Même si les sanctions elles-mêmes avaient déjà été levées en juillet 2022, et que la suspension du Mali des organes de décision de l’UEMOA avait pris fin en 2023, cette annulation judiciaire constitue une reconnaissance formelle de l’illégalité des actes antérieurs. Elle sera difficile à traduire en réparations pécuniaires, car la Cour a précisé que l’annulation n’a d’effet qu’« à compter de la date du présent arrêt », ce qui écarte toute possibilité de compensation rétroactive pour les pertes économiques subies par le Mali à l’époque.

Pour les autorités maliennes de transition, ce verdict est davantage une victoire politique et symbolique qu’un gain financier. Il met un terme à un long contentieux et conforte la position de Bamako dans ses relations avec les organisations régionales, après une période de tension accrue, marquée notamment par le retrait du Mali de la CEDEAO en janvier 2024, aux côtés du Burkina Faso et du Niger, pour former l’Alliance des États du Sahel (AES). Malgré ces ruptures avec certaines structures régionales, le Mali reste membre de l’UEMOA, reconnaissant l’importance de cet espace monétaire pour sa stabilité économique, en particulier en ce qui concerne l’accès au CFA franc et au marché financier régional.

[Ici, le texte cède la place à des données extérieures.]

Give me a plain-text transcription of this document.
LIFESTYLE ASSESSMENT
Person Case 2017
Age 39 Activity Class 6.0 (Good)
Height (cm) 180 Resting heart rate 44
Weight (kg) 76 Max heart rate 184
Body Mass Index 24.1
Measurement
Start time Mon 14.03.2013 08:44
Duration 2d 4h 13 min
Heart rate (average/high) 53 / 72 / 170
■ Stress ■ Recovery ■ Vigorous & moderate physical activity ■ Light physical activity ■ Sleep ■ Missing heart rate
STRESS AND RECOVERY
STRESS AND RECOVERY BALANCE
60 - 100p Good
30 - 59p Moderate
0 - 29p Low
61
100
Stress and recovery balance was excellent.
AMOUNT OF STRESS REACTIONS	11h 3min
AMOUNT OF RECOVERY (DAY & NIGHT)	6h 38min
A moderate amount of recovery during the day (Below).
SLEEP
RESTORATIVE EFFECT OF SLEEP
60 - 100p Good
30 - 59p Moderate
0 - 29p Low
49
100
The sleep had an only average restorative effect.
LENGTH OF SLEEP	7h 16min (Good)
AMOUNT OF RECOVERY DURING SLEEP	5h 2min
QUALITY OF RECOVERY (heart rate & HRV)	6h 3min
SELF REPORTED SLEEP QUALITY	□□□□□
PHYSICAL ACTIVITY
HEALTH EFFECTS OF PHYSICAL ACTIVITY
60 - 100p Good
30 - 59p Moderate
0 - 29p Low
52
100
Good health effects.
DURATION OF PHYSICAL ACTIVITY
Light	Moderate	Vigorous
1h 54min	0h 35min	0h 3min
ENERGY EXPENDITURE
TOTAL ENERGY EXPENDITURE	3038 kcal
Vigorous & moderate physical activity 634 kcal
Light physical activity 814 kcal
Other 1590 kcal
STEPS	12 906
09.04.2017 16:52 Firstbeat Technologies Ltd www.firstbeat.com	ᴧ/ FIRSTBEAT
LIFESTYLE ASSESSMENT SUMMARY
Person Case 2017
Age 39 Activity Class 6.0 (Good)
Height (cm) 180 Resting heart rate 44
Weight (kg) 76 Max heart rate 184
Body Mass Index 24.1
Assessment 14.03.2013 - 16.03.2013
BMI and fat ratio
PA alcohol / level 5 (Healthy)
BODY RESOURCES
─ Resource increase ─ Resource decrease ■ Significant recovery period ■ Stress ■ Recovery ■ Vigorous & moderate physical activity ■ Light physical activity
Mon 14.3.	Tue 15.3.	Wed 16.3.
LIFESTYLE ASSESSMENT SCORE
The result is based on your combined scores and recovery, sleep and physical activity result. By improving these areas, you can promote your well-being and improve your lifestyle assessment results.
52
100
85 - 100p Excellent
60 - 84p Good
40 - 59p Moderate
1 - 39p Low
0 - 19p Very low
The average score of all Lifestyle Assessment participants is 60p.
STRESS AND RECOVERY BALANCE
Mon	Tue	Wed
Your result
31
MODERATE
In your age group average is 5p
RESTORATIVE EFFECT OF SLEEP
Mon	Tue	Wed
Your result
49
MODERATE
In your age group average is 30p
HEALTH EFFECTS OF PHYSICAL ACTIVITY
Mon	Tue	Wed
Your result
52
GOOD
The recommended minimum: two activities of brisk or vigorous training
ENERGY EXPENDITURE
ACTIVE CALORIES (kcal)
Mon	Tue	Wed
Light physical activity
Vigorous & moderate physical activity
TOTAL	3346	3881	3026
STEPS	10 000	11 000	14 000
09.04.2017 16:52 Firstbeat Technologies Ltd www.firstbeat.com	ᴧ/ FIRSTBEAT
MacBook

Juristes et observateurs régionaux ont souligné l’importance de la décision. Pour certains spécialistes du droit communautaire, la Cour ne s’est pas limitée à un simple argument de forme mais a affirmé clairement le principe de légalité des actes communautaires, rappelant les limites institutionnelles de chaque organisation dans l’espace ouest-africain. Cela pourrait avoir des implications pour d’autres États qui ont contesté ou envisagent de contester des mesures imposées par des instances régionales.

L’arrêt pourrait ainsi servir de précédent pour des requêtes similaires, notamment celle déposée par le Niger en août 2023 après les sanctions prises à la suite de son propre coup d’État en 2023. Même si chaque cas est unique et dépend des spécificités juridiques et politiques locales, l’examen de ce précédent donnera des repères jurisprudentiels sur les compétences respectives des institutions de l’UEMOA et leur capacité à s’aligner sur des décisions d’autres organisations comme la CEDEAO.

Pourquoi est-ce important ?

Cette décision de la Cour de justice de l’UEMOA dépasse largement le cas malien pour s’inscrire dans un enjeu plus vaste de gouvernance régionale et de respect de l’État de droit dans les organisations économiques ouest-africaines. Elle clarifie que les institutions économiques et monétaires ne peuvent pas s’arroger des compétences politiques ou diplomatiques sans une base légale claire, renforçant ainsi le principe de séparation des pouvoirs au sein de l’intégration régionale.

Sur le plan économique, la levée juridique des sanctions peut contribuer à rassurer les investisseurs et les partenaires internationaux sur la sécurité juridique des marchés ouest-africains, alors que ces derniers évoluent dans un contexte marqué par des transitions politiques dans plusieurs pays. La décision réaffirme aussi l’importance d’espaces communautaires stables, économiques, monétaires et juridiques, pour attirer des investissements durables et favoriser la croissance.

Enfin, dans une région où les organisations sous-régionales ont souvent été instrumentalisées à des fins politiques, cette décision pourrait encourager davantage de dialogue institutionnel et de respect des cadres juridiques pour résoudre les différends, renforçant ainsi la cohésion de l’intégration régionale en Afrique de l’Ouest.